For the Newly Estranged...
So, you are reeling in estrangement and don’t know what to do. You may be feeling grief stricken, lost, confused, and wondering why your children would do this to you. I totally get this. I too felt ashamed, sad, and angry. It’s been more than five years now living with estrangement with completely no contact for the last two years and a half years. For me, I had to come to a place of understanding that while I spent much of my life, 33 years to be exact, lovingly raising my children. I rarely took the opportunity to be anything else but a mother. My identity was so wrapped around being a mom and living my life day to day to please them, that I lost who I was. By the end I didn’t even know what my favorite color was.
I have three adult children that I would absolutely die for, regardless of the estrangement of the youngest two. Despite their lack of appreciation and acknowledgement of all the things I have done for them, I knew that I would never survive if I continued to clothe myself in sorrow. Don’t get me wrong, I still have occasional days where just getting out of bed feels too much. But I have learned how to take care of myself, so those days are rare. I went to counseling, joined estranged parent and grief groups, made new friends outside of that and built a new social life, built my career and have a solid loving husband after being single for a decade. I paint my nails and treat myself to extras at the salon. I know that if I didn’t do these things, I would still be wrapped up in the insanity of the lack of relationship with my estranged daughters. I can’t change them. I can’t make them want a relationship with me. What they do is out of my control. I can only control myself.

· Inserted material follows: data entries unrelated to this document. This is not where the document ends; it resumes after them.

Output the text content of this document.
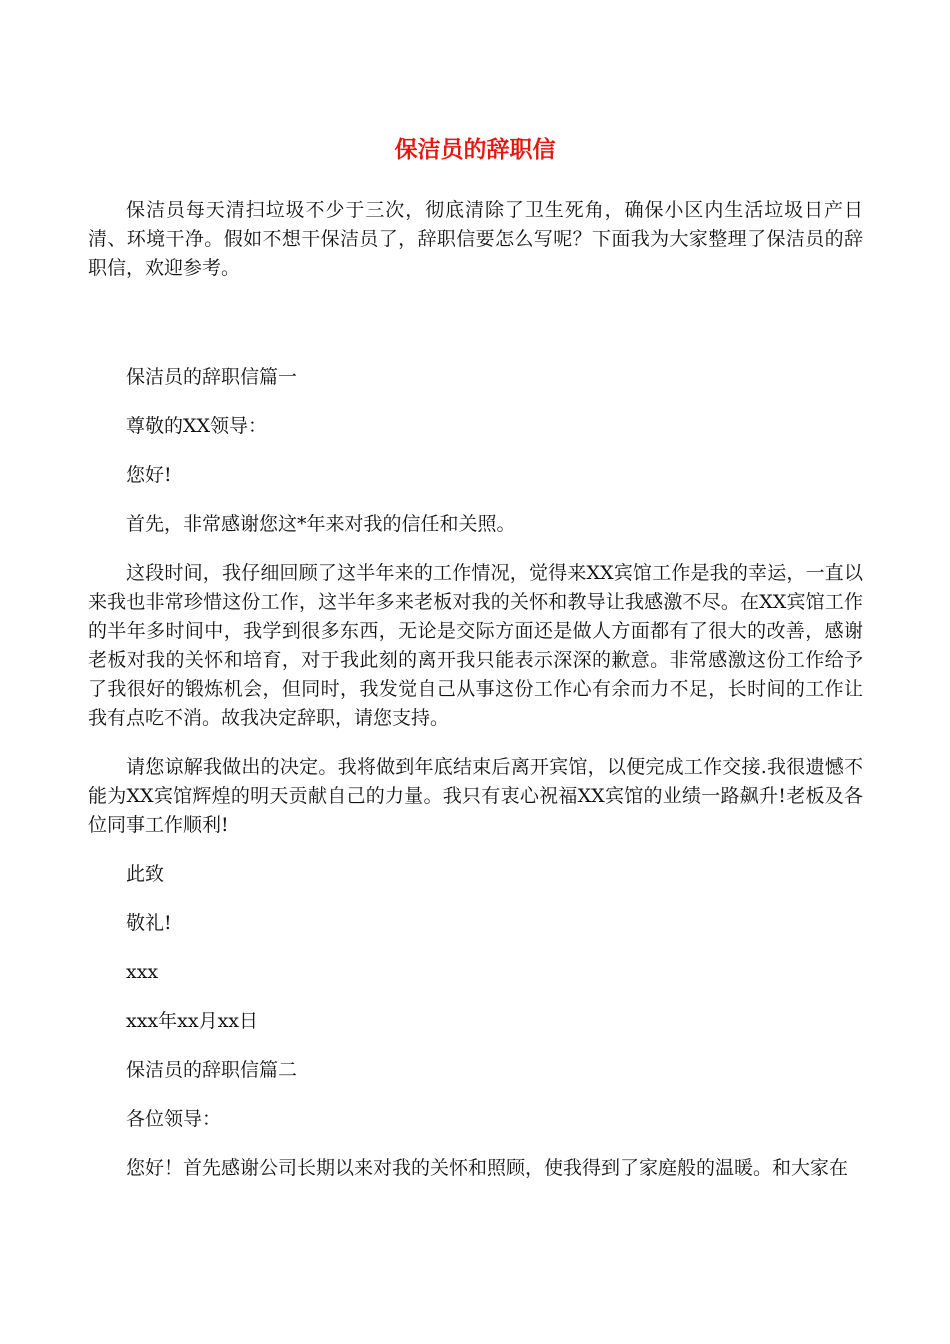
保洁员的辞职信

保洁员每天清扫垃圾不少于三次，彻底清除了卫生死角，确保小区内生活垃圾日产日清、环境干净。假如不想干保洁员了，辞职信要怎么写呢？下面我为大家整理了保洁员的辞职信，欢迎参考。

保洁员的辞职信篇一

尊敬的XX领导：

您好!

首先，非常感谢您这*年来对我的信任和关照。

这段时间，我仔细回顾了这半年来的工作情况，觉得来XX宾馆工作是我的幸运，一直以来我也非常珍惜这份工作，这半年多来老板对我的关怀和教导让我感激不尽。在XX宾馆工作的半年多时间中，我学到很多东西，无论是交际方面还是做人方面都有了很大的改善，感谢老板对我的关怀和培育，对于我此刻的离开我只能表示深深的歉意。非常感激这份工作给予了我很好的锻炼机会，但同时，我发觉自己从事这份工作心有余而力不足，长时间的工作让我有点吃不消。故我决定辞职，请您支持。

请您谅解我做出的决定。我将做到年底结束后离开宾馆，以便完成工作交接.我很遗憾不能为XX宾馆辉煌的明天贡献自己的力量。我只有衷心祝福XX宾馆的业绩一路飙升!老板及各位同事工作顺利!

此致

敬礼!

xxx

xxx年xx月xx日

保洁员的辞职信篇二

各位领导：

您好！首先感谢公司长期以来对我的关怀和照顾，使我得到了家庭般的温暖。和大家在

So, if you are facing estrangement, I encourage you to rediscover yourself. Sit deep in thought and imagine what you will make of the rest of your life. Then put on that dress, go to the gym, join a social group, go do YOU!! I promise you will find fulfillment in your life again. I make no promises that you still won’t hurt. All I can promise you is that it will get easier with time and how you choose to live the rest of your life. So even on days like today for me with a breast cancer diagnosis, I am in a hopeful place surrounded by peace, love, and understanding. Today I stand in grace and you can get there too.